Rajvindra S. Gill: Yes. It’s a great question, Krish. This is Raji. So automotive is now tracking around $60 million a quarter and up significantly on a year-over-year basis. And in the press release, we talked about a number of programs that we won, particularly at BYD, Nissan, Ford. And it’s really across a variety of our products, whether it’s 5G telematics, infotainment, power isolation. So we are quite bullish on that business, and it’s very long design cycles and more durable revenue stream. So we have a good pathway there to continue to accelerate that revenue.
Krish Sankar: Got it. And then on the Mobile side, how solid is the visibility of your largest customer versus Android compared to, let’s say, 3 months ago? Are you seeing stronger sales due to content or units? Or any color on iOS, Android visibility versus 3 months would be helpful. And then I have one last follow-up.
Philip Gordon Brace: I don’t — I mean, right now, our — I mean, if you — right now, our visibility is strong across the board. Primarily, book-to-bill is higher than 1. Channel inventories are low. And so — and our visibility is solid at this point. We don’t see any material difference between the two.
Krish Sankar: Got it. And then lastly, how do you think about OpEx into next year like — or I should say, OpEx this year relative to pursuing opportunities in 2026? Is there flexibility on it? Or should we assume that’s going to kind of grow for future revenue growth? How to think about the OpEx?
Philip Gordon Brace: Yes. I think when I started, I kind of mentioned, look, we’re going to be taking a very disciplined view of the OpEx. I think over the past couple of years, the company has made significant increased investments, and you can look at that as OpEx. And that was really designed to, frankly, focus on our R&D. We are an engineering-focused company. And to the extent we do have some — any modest increase in OpEx, it will be really targeted on core R&D. Having said that, we’re going to be disciplined about that. I wouldn’t expect anything other than kind of nominal rates of OpEx improvement over time.
Operator: Our next question comes from Nicolas Doyle with Needham.
Nicolas Emilio Doyle: Asking about the infrastructure networking cloud subsegment. In fiscal ’24, you guys talked a lot about inventory digestion impacting the business, and I think that lasted through the year. But we’re seeing a lot of positive demand signals from those end markets. So can you just talk about how that business is performing in the quarter and any specific demand drivers? I think you mentioned 800 gig and 1.6T transition helping as well.
Philip Gordon Brace: Yes. I mean I think you got it exactly right. I think in the past couple of quarters, we talked about that, the fact that we did continue to see a little bit of inventory overhang in that space. That does appear to be behind us at this point. Inventory seems to be low, and Yes. Nick, this is Raji. So our top customer in the quarter in June was roughly 63% of sales. The split was roughly 85% Mobile, 15% supply/demand is kind of aligned with consumption at this point.
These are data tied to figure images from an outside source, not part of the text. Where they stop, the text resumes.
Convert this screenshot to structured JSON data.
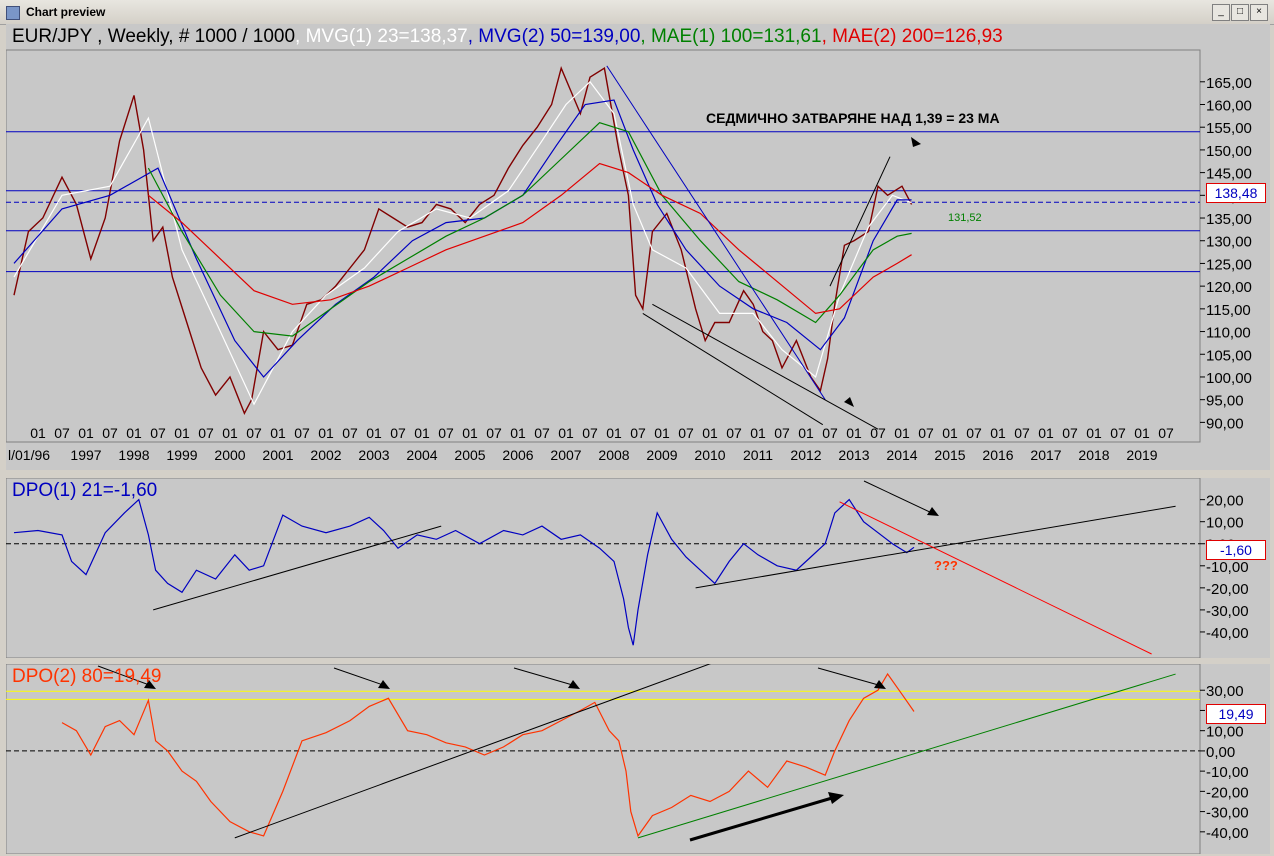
{
  "window": {
    "title": "Chart preview",
    "buttons": [
      "_",
      "□",
      "×"
    ]
  },
  "main": {
    "header": [
      {
        "text": "EUR/JPY , Weekly, # 1000 / 1000",
        "color": "#000000"
      },
      {
        "text": ", MVG(1) 23=138,37",
        "color": "#ffffff"
      },
      {
        "text": ", MVG(2) 50=139,00",
        "color": "#0000c0"
      },
      {
        "text": ", MAE(1) 100=131,61",
        "color": "#008000"
      },
      {
        "text": ", MAE(2) 200=126,93",
        "color": "#e00000"
      }
    ],
    "annotation": "СЕДМИЧНО ЗАТВАРЯНЕ НАД 1,39 = 23 МА",
    "price_label": "138,48",
    "mae_label": "131,52"
  },
  "dpo1": {
    "header": "DPO(1) 21=-1,60",
    "color": "#0000c0",
    "value_label": "-1,60",
    "question": "???"
  },
  "dpo2": {
    "header": "DPO(2) 80=19,49",
    "color": "#ff3300",
    "value_label": "19,49"
  },
  "x_axis": {
    "month_ticks": [
      "01",
      "07",
      "01",
      "07",
      "01",
      "07",
      "01",
      "07",
      "01",
      "07",
      "01",
      "07",
      "01",
      "07",
      "01",
      "07",
      "01",
      "07",
      "01",
      "07",
      "01",
      "07",
      "01",
      "07",
      "01",
      "07",
      "01",
      "07",
      "01",
      "07",
      "01",
      "07",
      "01",
      "07",
      "01",
      "07",
      "01",
      "07",
      "01",
      "07",
      "01",
      "07",
      "01",
      "07",
      "01",
      "07",
      "01",
      "07"
    ],
    "first_label": "l/01/96",
    "years": [
      "1997",
      "1998",
      "1999",
      "2000",
      "2001",
      "2002",
      "2003",
      "2004",
      "2005",
      "2006",
      "2007",
      "2008",
      "2009",
      "2010",
      "2011",
      "2012",
      "2013",
      "2014",
      "2015",
      "2016",
      "2017",
      "2018",
      "2019"
    ]
  },
  "chart_data": [
    {
      "type": "line",
      "title": "EUR/JPY , Weekly, # 1000 / 1000",
      "ylim": [
        87,
        172
      ],
      "y_ticks": [
        "90,00",
        "95,00",
        "100,00",
        "105,00",
        "110,00",
        "115,00",
        "120,00",
        "125,00",
        "130,00",
        "135,00",
        "140,00",
        "145,00",
        "150,00",
        "155,00",
        "160,00",
        "165,00"
      ],
      "x_range": [
        1996.0,
        2020.0
      ],
      "horizontal_lines": [
        154,
        141,
        138.48,
        132.2,
        123.2
      ],
      "series": [
        {
          "name": "EUR/JPY",
          "color": "#800000",
          "x": [
            1996.0,
            1996.3,
            1996.6,
            1997.0,
            1997.3,
            1997.6,
            1997.9,
            1998.2,
            1998.5,
            1998.7,
            1998.9,
            1999.1,
            1999.3,
            1999.6,
            1999.9,
            2000.2,
            2000.5,
            2000.8,
            2000.95,
            2001.2,
            2001.5,
            2001.8,
            2002.1,
            2002.4,
            2002.7,
            2003.0,
            2003.3,
            2003.6,
            2003.9,
            2004.2,
            2004.5,
            2004.8,
            2005.1,
            2005.4,
            2005.7,
            2006.0,
            2006.3,
            2006.6,
            2006.9,
            2007.2,
            2007.4,
            2007.6,
            2007.8,
            2008.0,
            2008.3,
            2008.6,
            2008.8,
            2008.95,
            2009.1,
            2009.3,
            2009.6,
            2009.9,
            2010.2,
            2010.4,
            2010.6,
            2010.9,
            2011.2,
            2011.4,
            2011.6,
            2011.8,
            2012.0,
            2012.3,
            2012.6,
            2012.8,
            2012.95,
            2013.1,
            2013.3,
            2013.5,
            2013.8,
            2014.0,
            2014.2,
            2014.5,
            2014.7
          ],
          "y": [
            118,
            132,
            135,
            144,
            138,
            126,
            135,
            152,
            162,
            150,
            130,
            133,
            122,
            112,
            102,
            96,
            100,
            92,
            95,
            110,
            106,
            107,
            116,
            117,
            120,
            124,
            128,
            137,
            135,
            133,
            134,
            138,
            137,
            134,
            138,
            140,
            146,
            151,
            155,
            160,
            168,
            163,
            158,
            166,
            168,
            150,
            140,
            118,
            115,
            132,
            136,
            128,
            115,
            108,
            112,
            112,
            119,
            116,
            110,
            108,
            102,
            108,
            100,
            97,
            104,
            116,
            129,
            130,
            132,
            142,
            140,
            142,
            138
          ]
        },
        {
          "name": "MVG(1) 23",
          "color": "#ffffff",
          "x": [
            1996.0,
            1997.0,
            1998.0,
            1998.8,
            1999.5,
            2000.3,
            2001.0,
            2001.8,
            2002.5,
            2003.3,
            2004.0,
            2004.8,
            2005.5,
            2006.3,
            2007.0,
            2007.5,
            2008.0,
            2008.5,
            2008.9,
            2009.3,
            2010.0,
            2010.7,
            2011.4,
            2012.0,
            2012.7,
            2013.2,
            2013.8,
            2014.3,
            2014.7
          ],
          "y": [
            122,
            140,
            142,
            157,
            128,
            110,
            94,
            110,
            118,
            124,
            132,
            137,
            135,
            141,
            152,
            160,
            165,
            158,
            138,
            128,
            124,
            114,
            114,
            106,
            100,
            118,
            133,
            140,
            138.37
          ]
        },
        {
          "name": "MVG(2) 50",
          "color": "#0000c0",
          "x": [
            1996.0,
            1997.0,
            1998.0,
            1999.0,
            1999.8,
            2000.6,
            2001.2,
            2001.9,
            2002.7,
            2003.5,
            2004.3,
            2005.0,
            2005.8,
            2006.6,
            2007.3,
            2007.9,
            2008.5,
            2008.9,
            2009.4,
            2010.0,
            2010.7,
            2011.4,
            2012.1,
            2012.8,
            2013.3,
            2013.9,
            2014.4,
            2014.7
          ],
          "y": [
            125,
            137,
            140,
            146,
            126,
            108,
            100,
            108,
            116,
            122,
            130,
            134,
            135,
            140,
            151,
            160,
            161,
            150,
            138,
            128,
            120,
            115,
            112,
            106,
            113,
            130,
            139,
            139.0
          ]
        },
        {
          "name": "MAE(1) 100",
          "color": "#008000",
          "x": [
            1998.8,
            1999.5,
            2000.3,
            2001.0,
            2001.8,
            2002.6,
            2003.4,
            2004.2,
            2005.0,
            2005.8,
            2006.6,
            2007.4,
            2008.2,
            2008.8,
            2009.5,
            2010.3,
            2011.1,
            2011.9,
            2012.7,
            2013.2,
            2013.9,
            2014.4,
            2014.7
          ],
          "y": [
            146,
            132,
            118,
            110,
            109,
            115,
            121,
            126,
            131,
            135,
            140,
            148,
            156,
            154,
            140,
            130,
            121,
            117,
            112,
            118,
            128,
            131,
            131.61
          ]
        },
        {
          "name": "MAE(2) 200",
          "color": "#e00000",
          "x": [
            1998.8,
            1999.5,
            2000.3,
            2001.0,
            2001.8,
            2002.6,
            2003.4,
            2004.2,
            2005.0,
            2005.8,
            2006.6,
            2007.4,
            2008.2,
            2008.8,
            2009.5,
            2010.3,
            2011.1,
            2011.9,
            2012.7,
            2013.2,
            2013.9,
            2014.4,
            2014.7
          ],
          "y": [
            140,
            134,
            126,
            119,
            116,
            117,
            120,
            124,
            128,
            131,
            134,
            140,
            147,
            145,
            140,
            136,
            128,
            121,
            114,
            115,
            122,
            125,
            126.93
          ]
        }
      ],
      "trendlines": [
        {
          "color": "#0000c0",
          "points": [
            [
              2008.35,
              168.5
            ],
            [
              2012.9,
              95
            ]
          ]
        },
        {
          "color": "#000000",
          "points": [
            [
              2009.1,
              114
            ],
            [
              2012.85,
              89.5
            ]
          ]
        },
        {
          "color": "#000000",
          "points": [
            [
              2009.3,
              116
            ],
            [
              2014.0,
              88.5
            ]
          ]
        },
        {
          "color": "#000000",
          "points": [
            [
              2013.0,
              120
            ],
            [
              2014.25,
              148.5
            ]
          ]
        }
      ]
    },
    {
      "type": "line",
      "title": "DPO(1) 21=-1,60",
      "ylim": [
        -50,
        28
      ],
      "y_ticks": [
        "-40,00",
        "-30,00",
        "-20,00",
        "-10,00",
        "0,00",
        "10,00",
        "20,00"
      ],
      "series": [
        {
          "name": "DPO(1) 21",
          "color": "#0000c0",
          "x": [
            1996.0,
            1996.5,
            1997.0,
            1997.2,
            1997.5,
            1997.9,
            1998.3,
            1998.6,
            1998.8,
            1998.95,
            1999.2,
            1999.5,
            1999.8,
            2000.2,
            2000.6,
            2000.9,
            2001.2,
            2001.6,
            2002.0,
            2002.5,
            2003.0,
            2003.4,
            2003.7,
            2004.0,
            2004.4,
            2004.8,
            2005.2,
            2005.7,
            2006.2,
            2006.6,
            2007.0,
            2007.4,
            2007.8,
            2008.2,
            2008.5,
            2008.7,
            2008.8,
            2008.9,
            2009.0,
            2009.2,
            2009.4,
            2009.7,
            2010.0,
            2010.3,
            2010.6,
            2010.9,
            2011.2,
            2011.5,
            2011.9,
            2012.3,
            2012.6,
            2012.9,
            2013.1,
            2013.4,
            2013.7,
            2014.0,
            2014.3,
            2014.6,
            2014.75
          ],
          "y": [
            5,
            6,
            4,
            -8,
            -14,
            5,
            14,
            20,
            4,
            -12,
            -18,
            -22,
            -12,
            -16,
            -5,
            -12,
            -10,
            13,
            8,
            5,
            8,
            12,
            6,
            -2,
            4,
            2,
            6,
            0,
            6,
            4,
            8,
            2,
            4,
            -2,
            -8,
            -25,
            -38,
            -46,
            -30,
            -5,
            14,
            2,
            -6,
            -12,
            -18,
            -8,
            0,
            -5,
            -10,
            -12,
            -6,
            0,
            14,
            20,
            10,
            5,
            0,
            -4,
            -1.6
          ]
        }
      ],
      "trendlines": [
        {
          "color": "#000000",
          "points": [
            [
              1998.9,
              -30
            ],
            [
              2004.9,
              8
            ]
          ]
        },
        {
          "color": "#000000",
          "points": [
            [
              2010.2,
              -20
            ],
            [
              2020.2,
              17
            ]
          ]
        },
        {
          "color": "#ff0000",
          "points": [
            [
              2013.2,
              19
            ],
            [
              2019.7,
              -50
            ]
          ]
        }
      ]
    },
    {
      "type": "line",
      "title": "DPO(2) 80=19,49",
      "ylim": [
        -48,
        40
      ],
      "y_ticks": [
        "-40,00",
        "-30,00",
        "-20,00",
        "-10,00",
        "0,00",
        "10,00",
        "20,00",
        "30,00"
      ],
      "horizontal_lines": [
        29.5,
        25.5
      ],
      "series": [
        {
          "name": "DPO(2) 80",
          "color": "#ff3300",
          "x": [
            1997.0,
            1997.3,
            1997.6,
            1997.9,
            1998.2,
            1998.5,
            1998.8,
            1998.95,
            1999.2,
            1999.5,
            1999.8,
            2000.1,
            2000.5,
            2000.9,
            2001.2,
            2001.6,
            2002.0,
            2002.5,
            2003.0,
            2003.4,
            2003.8,
            2004.2,
            2004.6,
            2005.0,
            2005.4,
            2005.8,
            2006.2,
            2006.6,
            2007.0,
            2007.4,
            2007.8,
            2008.1,
            2008.4,
            2008.6,
            2008.75,
            2008.85,
            2009.0,
            2009.3,
            2009.7,
            2010.1,
            2010.5,
            2010.9,
            2011.3,
            2011.7,
            2012.1,
            2012.5,
            2012.9,
            2013.1,
            2013.4,
            2013.7,
            2014.0,
            2014.2,
            2014.5,
            2014.75
          ],
          "y": [
            14,
            10,
            -2,
            12,
            15,
            8,
            25,
            5,
            0,
            -10,
            -15,
            -25,
            -35,
            -40,
            -42,
            -20,
            5,
            9,
            15,
            22,
            26,
            10,
            8,
            4,
            2,
            -2,
            2,
            8,
            10,
            15,
            20,
            24,
            10,
            5,
            -10,
            -30,
            -42,
            -32,
            -28,
            -22,
            -25,
            -20,
            -10,
            -18,
            -5,
            -8,
            -12,
            0,
            15,
            26,
            30,
            38,
            28,
            19.49
          ]
        }
      ],
      "trendlines": [
        {
          "color": "#000000",
          "points": [
            [
              2000.6,
              -43
            ],
            [
              2011.3,
              50
            ]
          ]
        },
        {
          "color": "#008000",
          "points": [
            [
              2009.0,
              -43
            ],
            [
              2020.2,
              38
            ]
          ]
        }
      ]
    }
  ]
}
Nicolas Emilio Doyle: Okay. On the Apple Broad Markets piece, I mean, any reason to think that’s very different from the average 15% of overall Apple revenue in 3Q or 4Q?
Rajvindra S. Gill: Broad Markets, thereabouts, and we expect both a similar percentage of sales and a similar split going into the September quarter.
Operator: I’m showing no further questions at this time. I’d like to turn the call back over to Phil Brace for closing remarks.
Philip Gordon Brace: Great. I’d like to thank everybody for participating on today’s call, and I look forward to speaking with you at upcoming investor conferences during the quarter. Thank you.
Operator: Thank you for your participation. You may now disconnect. Good day.